Visible light is a form of electromagnetic radiation (EM), as are radio waves, infrared radiation, ultraviolet radiation, X-rays, and microwaves. In general, visible light is defined as the wavelengths that are visible to the human eye.
Visible light is a type electromagnetic radiation, which is transmitted as waves or particles at different wavelengths and frequencies. This wide range of wavelengths is called the electromagnetic spectrum. That spectrum is usually divided into seven regions in order of decreasing wavelength, increasing energy and frequency. These regions are:
- radio waves (wavelengths greater than 0.4 inches or 10 mm)
- microwave (wavelength 0.004 to 0.4 inch, or 0.1 to 10 mm)
- infrared rays (IR) (wavelength from 0.0003 to 0.004 inches, or 740 nanometers to 100 micrometers)
- visible light, (wavelength from 0.000015 to 0.0003 inches or 380 to 740 nanometers)
- ultraviolet (UV) (wavelength from 0.000015 to 0.0003 inches, or 380 to 740 nanometers)
- X ray (wavelengths from 4 × 10^−7 to 4 × 10^−8 inches, or 100 picometers to 10 nanometers)
- gamma rays (wavelength less than 4 × 10^−9 inches, or 100 picometers)
Visible light is in the EM spectrum between infrared (IR) and ultraviolet ray (UV). It has a frequency of about 4 × 1014 up to 8 × 1014 cycles per second, or hertz (Hz) and a wavelength of about 740 nanometers (nm) or 2.9 × 10−5 inch, to 380 nm (1.5 × 10−5 inches).
Color and spectrum of visible light
Perhaps the most important property of visible light is color. Color is both an inherent property of light and a work of cells in the human eye. Objects do not “have” color, according to Physics Hypertext Book. Rather, they emit light that “seems” to be a color. In other words, writes Elert, color exists only in the mind of the viewer.
According to NASA Mission Science Website. Humans see light at the lower end of the visible spectrum, with a longer wavelength, about 740 nm, as red; we perceive light in the middle of the spectrum as green; and see light at the upper end of the spectrum, with a wavelength of about 380 nm, as purple. All other colors that we perceive are mixtures of these colors.
For example, yellow contains light from both the red and green regions of the visible light spectrum; Cyan is a blend of green and blue, and magenta is a blend of red and blue. White light contains all colors combined. Black has no light at all. According to the website of Michael Fowler, professor of physics at the University of Virginia.
How does heat energy turn into visible light?
According to NASA’s Mission Science, as objects heat up, they emit energy dominated by shorter wavelengths, which we assume change color, according to NASA’s Mission Science. For example, the flame of a soldering iron changes from red to blue when it is adjusted to burn hotter. This process of converting heat energy into light energy is called luminescence Dynamic Educational Advancement Institute (IDEA) website, WebExhibits.org.
Incandescent lamps are produced when hot matter releases some of its thermal vibrational energy such as photon. At about 1,472 degrees Fahrenheit (800 degrees Celsius), the energy emitted by a radiating object reaches infrared. As the temperature increases, the energy moves into the visible spectrum and the object appears red. As the object gets hotter, the color changes to “hot white” and finally to blue.
Visible light astronomy
The color of hot objects, such as stars, can be used to estimate temperature, according to IDEA. For example, the surface temperature of the sun is about 5,800 kelvin (9,980 F or 5,527 C). The emitted light has a maximum wavelength of about 550 nm, which we perceive as visible white (or yellowish) light.

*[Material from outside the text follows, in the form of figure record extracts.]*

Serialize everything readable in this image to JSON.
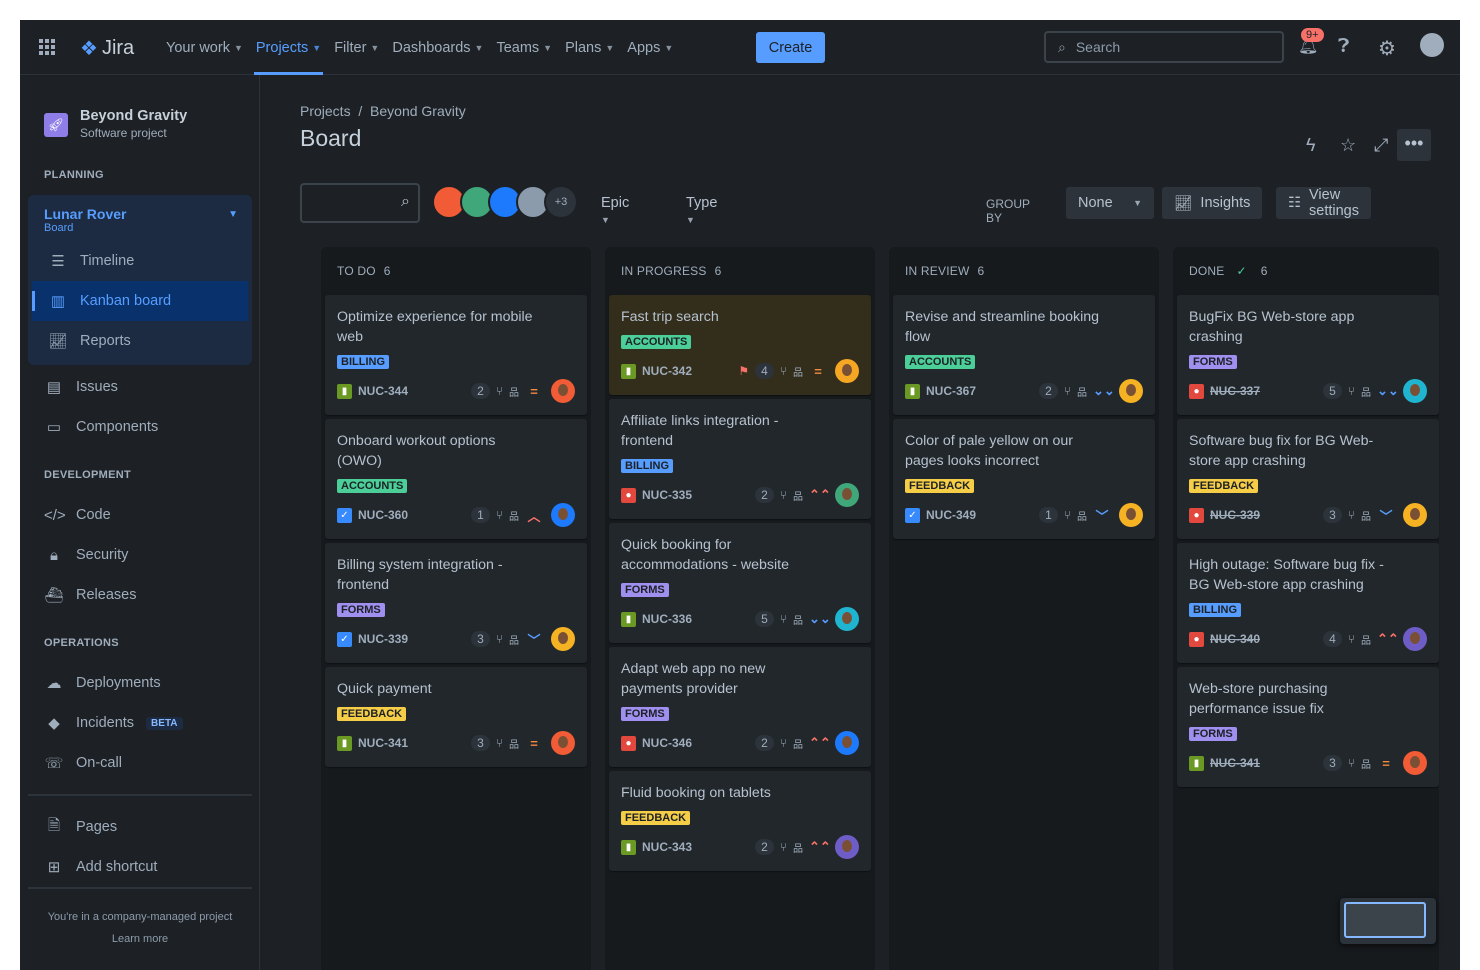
{
  "nav": {
    "logo": "Jira",
    "items": [
      {
        "label": "Your work"
      },
      {
        "label": "Projects",
        "active": true
      },
      {
        "label": "Filter"
      },
      {
        "label": "Dashboards"
      },
      {
        "label": "Teams"
      },
      {
        "label": "Plans"
      },
      {
        "label": "Apps"
      }
    ],
    "create": "Create",
    "search_placeholder": "Search",
    "notifications_badge": "9+"
  },
  "sidebar": {
    "project_name": "Beyond Gravity",
    "project_type": "Software project",
    "planning": "PLANNING",
    "board_name": "Lunar Rover",
    "board_sub": "Board",
    "timeline": "Timeline",
    "kanban": "Kanban board",
    "reports": "Reports",
    "issues": "Issues",
    "components": "Components",
    "development": "DEVELOPMENT",
    "code": "Code",
    "security": "Security",
    "releases": "Releases",
    "operations": "OPERATIONS",
    "deployments": "Deployments",
    "incidents": "Incidents",
    "beta": "BETA",
    "oncall": "On-call",
    "pages": "Pages",
    "add_shortcut": "Add shortcut",
    "managed": "You're in a company-managed project",
    "learn_more": "Learn more"
  },
  "header": {
    "crumb_projects": "Projects",
    "crumb_sep": "/",
    "crumb_project": "Beyond Gravity",
    "title": "Board"
  },
  "toolbar": {
    "more_avatars": "+3",
    "epic": "Epic",
    "type": "Type",
    "group_by": "GROUP BY",
    "group_value": "None",
    "insights": "Insights",
    "view_settings": "View settings"
  },
  "colors": {
    "BILLING": "#579dff",
    "ACCOUNTS": "#4bce97",
    "FORMS": "#9f8fef",
    "FEEDBACK": "#f5cd47",
    "story": "#6a9a23",
    "task": "#388bff",
    "bug": "#e2483d"
  },
  "columns": [
    {
      "title": "TO DO",
      "count": "6",
      "cards": [
        {
          "title": "Optimize experience for mobile web",
          "label": "BILLING",
          "type": "story",
          "key": "NUC-344",
          "count": "2",
          "priority": "medium",
          "avatar": "#f15b35"
        },
        {
          "title": "Onboard workout options (OWO)",
          "label": "ACCOUNTS",
          "type": "task",
          "key": "NUC-360",
          "count": "1",
          "priority": "high",
          "avatar": "#1d7afc"
        },
        {
          "title": "Billing system integration - frontend",
          "label": "FORMS",
          "type": "task",
          "key": "NUC-339",
          "count": "3",
          "priority": "low",
          "avatar": "#f5b324"
        },
        {
          "title": "Quick payment",
          "label": "FEEDBACK",
          "type": "story",
          "key": "NUC-341",
          "count": "3",
          "priority": "medium",
          "avatar": "#f15b35"
        }
      ]
    },
    {
      "title": "IN PROGRESS",
      "count": "6",
      "cards": [
        {
          "title": "Fast trip search",
          "label": "ACCOUNTS",
          "type": "story",
          "key": "NUC-342",
          "count": "4",
          "priority": "medium",
          "avatar": "#f5a623",
          "flagged": true,
          "highlighted": true
        },
        {
          "title": "Affiliate links integration - frontend",
          "label": "BILLING",
          "type": "bug",
          "key": "NUC-335",
          "count": "2",
          "priority": "highest",
          "avatar": "#3fa77a"
        },
        {
          "title": "Quick booking for accommodations - website",
          "label": "FORMS",
          "type": "story",
          "key": "NUC-336",
          "count": "5",
          "priority": "lowest",
          "avatar": "#1fb5d0"
        },
        {
          "title": "Adapt web app no new payments provider",
          "label": "FORMS",
          "type": "bug",
          "key": "NUC-346",
          "count": "2",
          "priority": "highest",
          "avatar": "#1d7afc"
        },
        {
          "title": "Fluid booking on tablets",
          "label": "FEEDBACK",
          "type": "story",
          "key": "NUC-343",
          "count": "2",
          "priority": "highest",
          "avatar": "#6e5dc6"
        }
      ]
    },
    {
      "title": "IN REVIEW",
      "count": "6",
      "cards": [
        {
          "title": "Revise and streamline booking flow",
          "label": "ACCOUNTS",
          "type": "story",
          "key": "NUC-367",
          "count": "2",
          "priority": "lowest",
          "avatar": "#f5b324"
        },
        {
          "title": "Color of pale yellow on our pages looks incorrect",
          "label": "FEEDBACK",
          "type": "task",
          "key": "NUC-349",
          "count": "1",
          "priority": "low",
          "avatar": "#f5b324"
        }
      ]
    },
    {
      "title": "DONE",
      "count": "6",
      "done": true,
      "cards": [
        {
          "title": "BugFix BG Web-store app crashing",
          "label": "FORMS",
          "type": "bug",
          "key": "NUC-337",
          "count": "5",
          "priority": "lowest",
          "avatar": "#1fb5d0"
        },
        {
          "title": "Software bug fix for BG Web-store app crashing",
          "label": "FEEDBACK",
          "type": "bug",
          "key": "NUC-339",
          "count": "3",
          "priority": "low",
          "avatar": "#f5b324"
        },
        {
          "title": "High outage: Software bug fix - BG Web-store app crashing",
          "label": "BILLING",
          "type": "bug",
          "key": "NUC-340",
          "count": "4",
          "priority": "highest",
          "avatar": "#6e5dc6"
        },
        {
          "title": "Web-store purchasing performance issue fix",
          "label": "FORMS",
          "type": "story",
          "key": "NUC-341",
          "count": "3",
          "priority": "medium",
          "avatar": "#f15b35"
        }
      ]
    }
  ]
}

According to NASA, if the surface temperature of the sun were colder, around 3,000 degrees Celsius, it would have a reddish color, like the star Betelgeuse. If it were hotter, around 12,000 C, it would be blue, like the Rigel star.

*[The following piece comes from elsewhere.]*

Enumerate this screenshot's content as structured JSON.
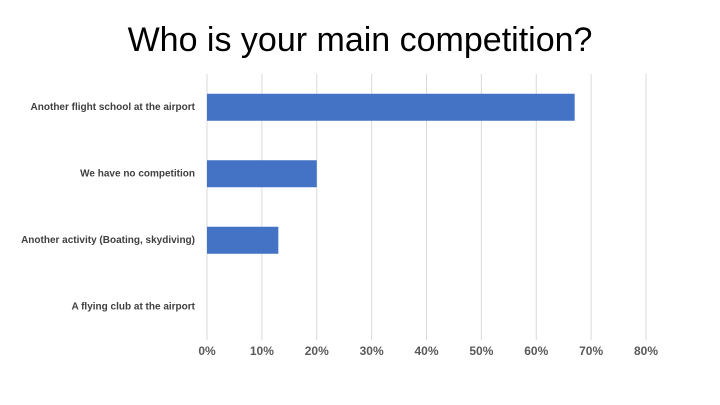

Astronomers can also determine what material an object is made of because each element absorbs light at specific wavelengths, known as absorption spectra. Knowing the absorption spectra of the elements, astronomers can use spectroscopy to determine the chemical composition of stars, dust clouds, and other distant objects.
Learn more about how the human brain perceives light in this video from National Geography. Follow your path through the electromagnetic spectrum with this stunning book”Light: The visible spectrum and beyond“(Black Dog & Leventhal, 2013) or conduct your own visible light experiments at home following instructions from Duckan educational website for children.
This article was updated on May 23, 2022 by Live Science managing editor Tia Ghose.